You shouldn’t judge poverty unless you have experienced it.
Is like me trying to understand what is to be a woman or black or gay.
Your views are always distorted by your social conditioning and the only way to know reality is by direct experience.

But no matter what your background is and what your life experience has taught you, we still have a common bond, a common truth, and understanding and that is:
“The world is a reflection of who we are, of what we think and how we act.”

I was watching a video on YouTube about India and although the program was focusing on the Indian culture in general and Indian religious beliefs, in particular, I couldn’t not notice the backgrounds of the sites and scenes.
Sorry to say that but India is a filthy place.

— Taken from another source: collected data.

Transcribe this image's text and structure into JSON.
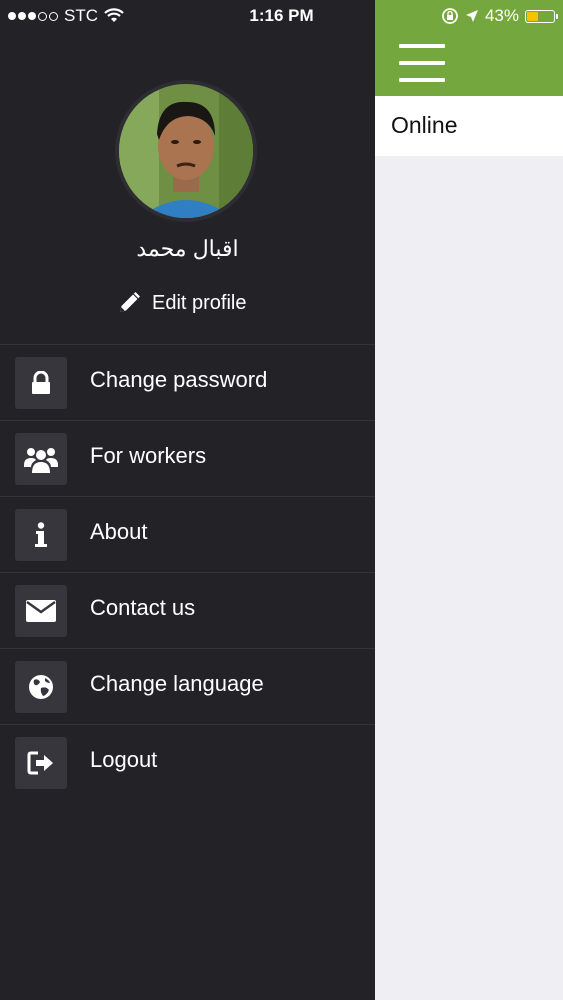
{
  "status_bar": {
    "carrier": "STC",
    "time": "1:16 PM",
    "battery_percent": "43%",
    "battery_level": 0.43,
    "signal_bars_filled": 3,
    "signal_bars_total": 5
  },
  "drawer": {
    "user_name": "اقبال محمد",
    "edit_profile_label": "Edit profile",
    "menu": [
      {
        "label": "Change password",
        "icon": "lock-icon"
      },
      {
        "label": "For workers",
        "icon": "users-icon"
      },
      {
        "label": "About",
        "icon": "info-icon"
      },
      {
        "label": "Contact us",
        "icon": "envelope-icon"
      },
      {
        "label": "Change language",
        "icon": "globe-icon"
      },
      {
        "label": "Logout",
        "icon": "logout-icon"
      }
    ]
  },
  "main": {
    "status_label": "Online"
  },
  "colors": {
    "drawer_bg": "#232227",
    "header_green": "#74a83f",
    "battery_yellow": "#f5c400",
    "content_bg": "#efeef3"
  }
}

Among the most beautiful natural settings and the most amazing architecture, there was always the presence of filth, decay, and neglect.
I know India is a poor country and I heard that excuse a hundred times in a hundred places, but poverty is not an excuse.

I was born and raised in a poor country, in a poor village.
The people of the village had maybe one set of “good” clothing they wore on Sundays to go to church or very special occasions.
Their daily clothing was patched until patching was no more possible and then the rags were turned into quilts or patches for other clothes.
But they were washed as soon they got dirty.

There were always flowers in the house and in the yard.
The roads were always clean. And people did their best with the little they had to make the village look as good as possible.

You don’t have to be a millionaire to pick up a piece of garbage from the sidewalk.
You don’t have to be rich to take a shower or wash your clothes.

And I heard the excuse that they are “lucky” if they have clean water to drink.
But I lived in a village and the water was always clean. The rivers and streams were always good to drink. The water doesn’t get filthy by itself, you know. So unless you live in Sahara or some other desert where water is scarce, I don’t buy that excuse either.

How can such a spiritual culture as India can be so obvious to such basic things like cleanliness and beauty?
Maybe spirituality is not what I think it is; an enlightened state of mind and being.
Maybe spirituality is just a superstition, a belief in supernatural and things we don’t understand.
Yet even that doesn’t explain it.

If you believe in God, in something superior, pure, and beautiful how can you not want to elevate yourself above your condition?
How come you not aspire for something better, for a better self and a better surrounding?

I think poverty is just a convenient excuse, a way to blame responsibility on somebody and something else.
You don’t need to be rich to have dignity and self-respect.
The only explanation I accept for our human condition is that of “spiritual poverty” which is not given but a choice.

If you can have a smart phone and you are not taking a shower you are filthy because you are filthy. What the world needs is not more money or more and better technology and gadgets.
What the world really badly needs is better people.